Bu durumda, sizce ikinci turda Kılıçdaroğlu için koşturmaya hazırlananların motivasyonu ne durumda olur dersiniz? Mesela İYİ partililerin, mesela DEVA veya Gelecek partililerin, hatta CHP’lilerin motivasyonu ne düzeyde olur bir düşününüz.
Şimdi de ikinci senaryodan bahsedelim.
Yine Meclis oluşumunda sorun olmasın ama bu kez, ilk senaryonun tam tersi bir durum sözkonusu olsun. Cumhurbaşkanı seçiminde adayların hiçbirinin ilk turda gereken yüzde 50’lik çoğunluğa ulaşamadığını ama bu kez Kılıçdaroğlu’nun yüzde 43, Erdoğan’ın ise yüzde 48 aldığını ve ikinci turda yine sadece Erdoğan ile Kılıçdaroğlu’nun yarışacağını varsayalım.
Erdoğan yüzde 48 ile yarışı neredeyse tamamlayacak durumda.
Fakat, Meclis için tam tersi bir senaryo olsun.
15 Mayıs sabahı Cumhur İttifakı’nın milletvekililerinin 250 civarına düştüğünü, muhalefet partilerinin ise Meclis çoğunluğunu aldığını varsayalım.
Bu durumda Anayasa mahkemesi, Yargıtay, RTÜK, Meclis başkanlığı ve komisyonlar için yukarıda yazdığımız her şeyin tersi sözkonusu olacak.
Ben, elinde herhangi bir iktidar belirleme imkânı kalmayan bir AKP’nin “parti olma reflekslerini” hızla yitireceğini, aynı sabah çözülmeye başlayacağını, Cumhuru oluşturan ittifak partilerinin merkezkaç kuvvetiyle darma dağın olacağını tahmin ediyorum.
Böylesi bir senaryoda, ikinci tura kalan Erdoğan için MHP seçmeninin veya diğerlerinin ne kadar motive olabileceğinden, zaten Meclis’i kaybetmiş bir Erdoğan için kimlerin aynı enerji ile koşturmaya devam edeceğinden hiç kimse emin olamaz.
Aradaki iki haftada, Erdoğan artık verdiği talimatların yerine getirilmediğini, yanındakilerin hızla uzaklaştığını, askeri ve sivil bürokrasinin olağanüstü hayatta kalma içgüdüsü ile inanılmaz bir hızda yeni koşullara (muhalefet partilerinin yarattığı yeni koşullara) adapte olmaya çalıştığını görecektir.

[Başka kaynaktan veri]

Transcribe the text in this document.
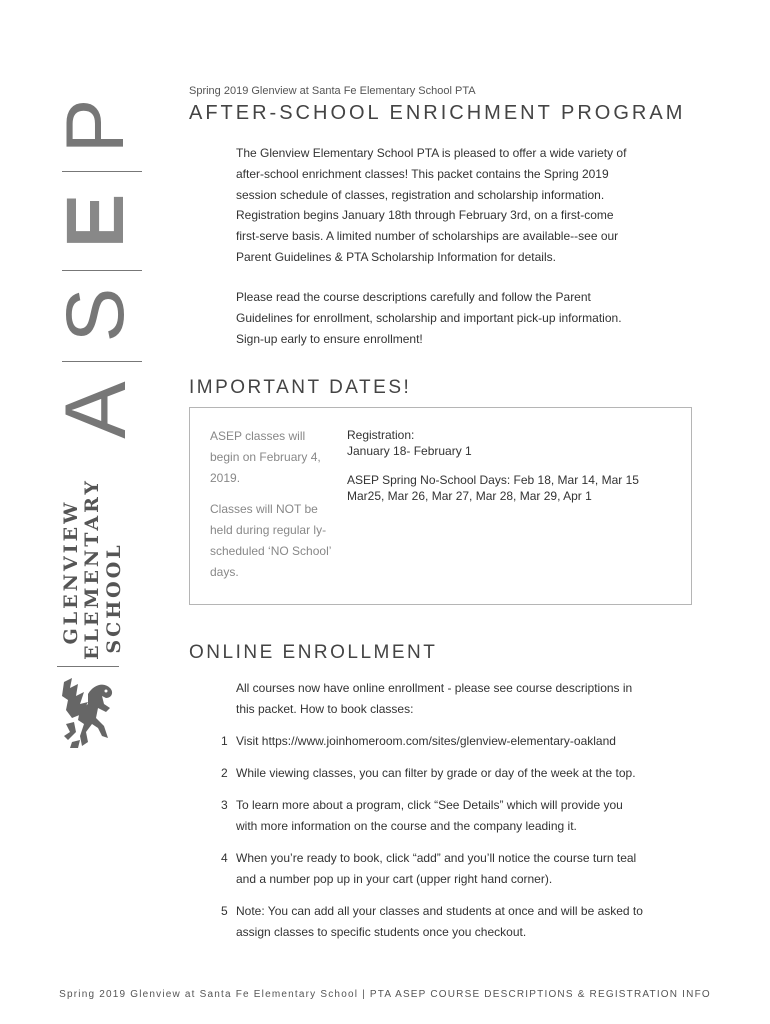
P
E
S
A
GLENVIEW ELEMENTARY SCHOOL
Spring 2019 Glenview at Santa Fe Elementary School PTA
AFTER-SCHOOL ENRICHMENT PROGRAM
The Glenview Elementary School PTA is pleased to offer a wide variety of after-school enrichment classes! This packet contains the Spring 2019 session schedule of classes, registration and scholarship information. Registration begins January 18th through February 3rd, on a first-come first-serve basis. A limited number of scholarships are available--see our Parent Guidelines & PTA Scholarship Information for details.
Please read the course descriptions carefully and follow the Parent Guidelines for enrollment, scholarship and important pick-up information. Sign-up early to ensure enrollment!
IMPORTANT DATES!
ASEP classes will begin on February 4, 2019.
Classes will NOT be held during regular ly-scheduled ‘NO School’ days.
Registration:
January 18- February 1
ASEP Spring No-School Days: Feb 18, Mar 14, Mar 15
Mar25, Mar 26, Mar 27, Mar 28, Mar 29, Apr 1
ONLINE ENROLLMENT
All courses now have online enrollment - please see course descriptions in this packet. How to book classes:
1 Visit https://www.joinhomeroom.com/sites/glenview-elementary-oakland
2 While viewing classes, you can filter by grade or day of the week at the top.
3 To learn more about a program, click “See Details” which will provide you with more information on the course and the company leading it.
4 When you’re ready to book, click “add” and you’ll notice the course turn teal and a number pop up in your cart (upper right hand corner).
5 Note: You can add all your classes and students at once and will be asked to assign classes to specific students once you checkout.
Spring 2019 Glenview at Santa Fe Elementary School | PTA ASEP COURSE DESCRIPTIONS & REGISTRATION INFO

Tek bir parametrenin değiştiği durumda bile, tüm taraflar konumlarını yeniden gözden geçirir ve yeni duruma kimsenin ummadığı bir hızla uyum sağlarlar.
Kısacası, Meclis’in çoğunluğunu elde etmek çok önemlidir.
Tek bir milletvekili bile çok önemlidir.
Tek kişilik yapıdan kurtulmak ve yeniden 150 yıllık geçmişe sahip Parlamenter Sisteme geçmek bir anlam taşıyorsa, önce Meclis’in toplumsal muhalefete uygun bir milletvekili dağılımına sahip olması gerekmektedir.
Bu seçimin, “hele bir gücümüzü görelim” denecek bir seçim olmadığını, her bireyin, her yurttaşın, her partinin tarihsel bir sorumlulukla hareket etmesi gerektiğini düşünmekteyim.
Hangi ittifak seçimi alırsa alsın, emekçilerin kurtuluşu için mücadele edenlerin yine aynı enerji ile mücadeleye devam etmeleri gerekeceğini, tek bir oyla hayatın mükemmel hale gelemeyeceğini bilecek kadar ülkemizin siyasal hayatını tecrübe ettiğimizi, eleştirileri karşılamak adına son söz olarak belirteyim.